Jenkins predicted fintechs would “double down” on the “parts of the business that are very profitable for banks” in the new year as lending becomes the “new battleground”.
“That is where, again, the effective and sophisticated application of artificial intelligence to make better lending decisions could really advantage the fintechs,” he added.
He anticipated a sharp rise in the automation of mortgage lending, small business lending and unsecured lending with “better data and the ability to apply algorithms”.
Adapt or fall behind
The measurement of the ‘challengers’ success is often viewed through fintech’s ability to poach customers off incumbents.
Monzo has fired up its customer base, notching 14m users by late 2025 – a 40 per cent year-on-year increase.
Meanwhile, Revolut – which analysts have hailed as the “gold standard” among fintechs – has collected customers across the globe, surpassing HSBC and Barclays after reaching 65bn.
Jenkins said banks must go further to drive radical change or “find [themselves] gradually seeding around and losing share”.
The latest customer figures from the current account switching service Pay.UK showed over 22,000 users switched from Barclays in the three months to June 2025, with just under 4,000 joining, giving the firm a net loss of over 18,000. Santander, which came second, recorded a net loss of 23,015.
Monzo recorded a net gain of over 8,000 customers.

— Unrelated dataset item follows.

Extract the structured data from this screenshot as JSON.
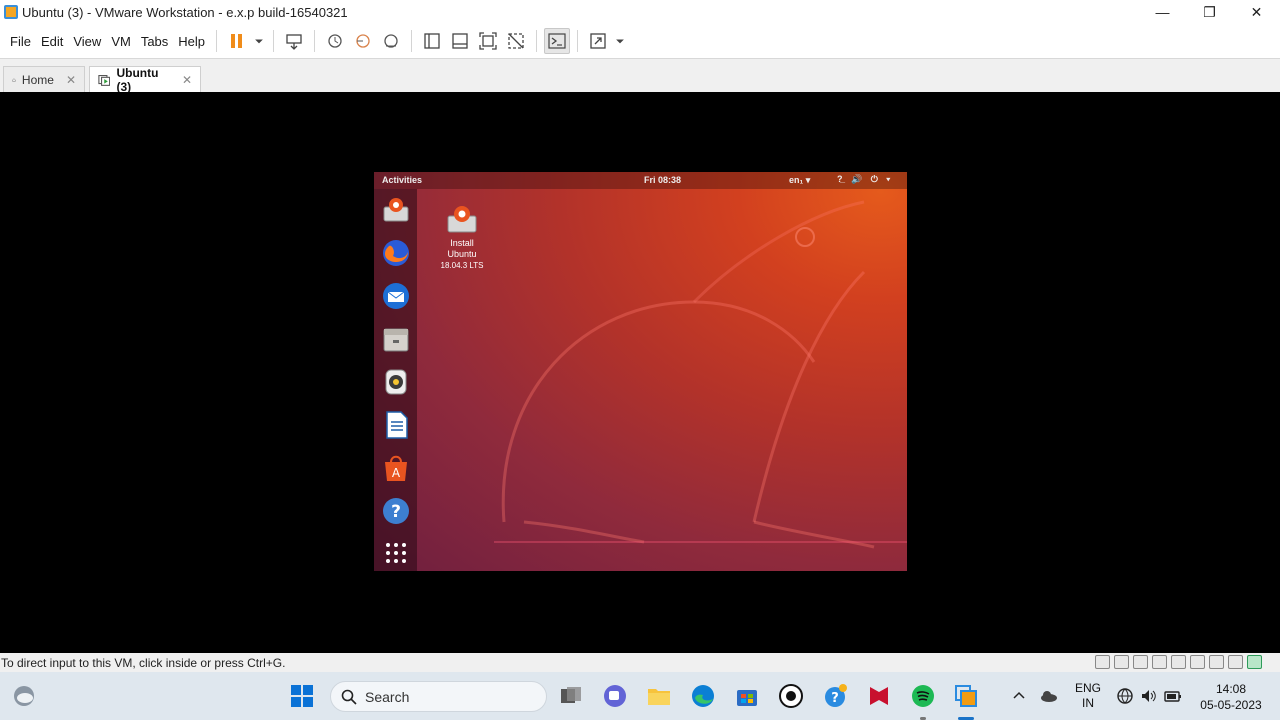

Building society giant Nationwide topped the rankings for the most new customers at 54,000, as it sweetened its offers for new joiners.
It came as both Barclays and Santander were hit with major tech outages that disrupted thousands of customers’ online banking.
Barclays wrote in a letter to the Treasury Committee earlier this year that it expects to pay up to £7.5m in compensation to customers after a three-day outage.
Figures from the committee revealed Brits were hit with almost 33 days worth of unplanned tech and system outages in the last two years.
Don’t get IPO hopes up
Beyond the battle with banks, fintech firms have kept the City abuzz with speculation around an influx of listings.
Earlier this year, after reports started to swirl that Monzo was calling in bankers to advise on a £6bn blockbuster float.
Meanwhile, Revolut secured a $75bn (£56bn) valuation in 2025 following a secondary share sale, which included investment from Nvidia.
This put the firm briefly ahead of Barclays’ market cap – albeit in separate private and public markets – before the firm enjoyed an end-of-year rally to near £66bn.
CS Venkatkrishnan, Barclays’ chief executive, said Revolut had “laid the gauntlet down”, though in the same speech he took a jab at the firm’s “financial controls” following its banking licence debacle.
Responding to the remarks, Revolut said it abides by the same regulatory and consumer protection standards as any traditional bank.
Jenkins said there wasn’t “necessarily anything to infer from” Revolut’s new price tag.
“High growth companies have high valuations…. that’s why NVIDIA is the most valuable company in the world,” he said.
“If you were to infer something, it would be that there was a different view of the growth prospects for those organisations.”
The boss of Revolut Nik Storonsky poured cold water over hopes of a London listing in 2024 stating it was “not rational” when compared to the deeper liquidity offered overseas.
“I’m not predicting a flurry of IPOs in the fintech space anytime soon,” Jenkins said.
“There may be one or two, but I don’t think it’s going to be a flood.”